Breasts are part fat, so if you loose a lot of weight, your breast will change shape.
If you have a reduction now, your plastic surgeon will make your breasts the best for your weight now, when you loose weight you will also loose volume, so I am afraid the result will be lost.
Best of luck
it’s impossible to predict exactly how weight loss will affect your figure,
most women do notice that their breasts lose a fair amount of volume in the
process. If you have a breast reduction before your weight loss, it’s possible
that your breasts will reduce further and a revision may be needed. On the
other hand, if you delay your reduction procedure until after you’ve reached
your target weight, there may not be enough breast tissue to qualify for
insurance coverage. Depending on your personal preferences, I like to recommend
going with one surgery whenever possible rather than scheduling a surgery right
now that could mean needing a revision later on, but you need to make the
choice that’s right for you.
Losing a significant amount of weight as you stated can always change the shape and contour of a breast reduction. I always ask my patients to lose the weight prior to surgery.
Thank you for your question. This depends on your genetics and the proportion of your breast that is adipose tissue versus breast tissue. Some women change breast size and shape with weight fluctuation and some don't. If you are seriously planning on weight loss, I would strongly urge you to do it before your breast reduction. Best of luck.

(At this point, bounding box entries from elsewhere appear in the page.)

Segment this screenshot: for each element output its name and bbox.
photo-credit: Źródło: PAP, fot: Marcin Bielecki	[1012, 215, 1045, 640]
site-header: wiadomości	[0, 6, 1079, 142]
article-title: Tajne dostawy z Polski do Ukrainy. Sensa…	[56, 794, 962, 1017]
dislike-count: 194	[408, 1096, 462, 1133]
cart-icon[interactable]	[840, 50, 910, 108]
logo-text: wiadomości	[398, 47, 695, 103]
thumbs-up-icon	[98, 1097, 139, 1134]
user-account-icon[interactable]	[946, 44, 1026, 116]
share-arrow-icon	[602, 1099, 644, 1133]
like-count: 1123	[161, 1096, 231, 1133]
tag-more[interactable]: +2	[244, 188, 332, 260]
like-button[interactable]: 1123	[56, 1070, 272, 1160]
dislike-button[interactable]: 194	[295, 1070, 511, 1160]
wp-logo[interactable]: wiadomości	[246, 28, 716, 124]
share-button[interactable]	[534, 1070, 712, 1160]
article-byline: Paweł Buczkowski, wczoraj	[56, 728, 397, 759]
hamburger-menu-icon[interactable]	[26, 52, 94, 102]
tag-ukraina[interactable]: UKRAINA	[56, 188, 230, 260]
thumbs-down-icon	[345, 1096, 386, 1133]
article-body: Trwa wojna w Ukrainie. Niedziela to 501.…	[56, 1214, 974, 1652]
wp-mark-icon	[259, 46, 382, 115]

For most women, fluctuations in weight mean a change in breast volume and appearance. If you lose a significant amount of weight after breast reduction then its possible that you will need revision surgery to address any loss of volume or breast sag. You may require a breast lift or implants to help restore your volume. Good luck.
Losing a large amount of weight such as 60-70 lbs after a reduction definitely puts you at risk of having your breast appear more saggy and flat on top. The reason for this is that the breast is comprised of a great deal of fatty tissue in the typical patient, and weight loss will cause this fat to shrink in size. If/when you undergo your reduction first, the skin will be a good fit for the amount of breast tissue present after the surgery, but if the amount of tissue decreases then there will be too much skin, thus a "saggy" appearance. While there is always the chance that your skin may have some elasticity and tighten up some with your weight loss, a lot of people have a very deflated looking upper breast area after losing weight. The best thing to do may be to see how this fits into your overall long term plan, and proceed accordingly - don't be in a rush to have surgery if the results will not be ideal.
Many, but not all, women that lose that amount of weight will see a significant deflation of their breast to the point there is not enough weight to remove from the breasts to get insurance coverage. But if you do the reduction first and lose that amount of weight, it is likely you will need augmentation later on. Your choice in what comes first.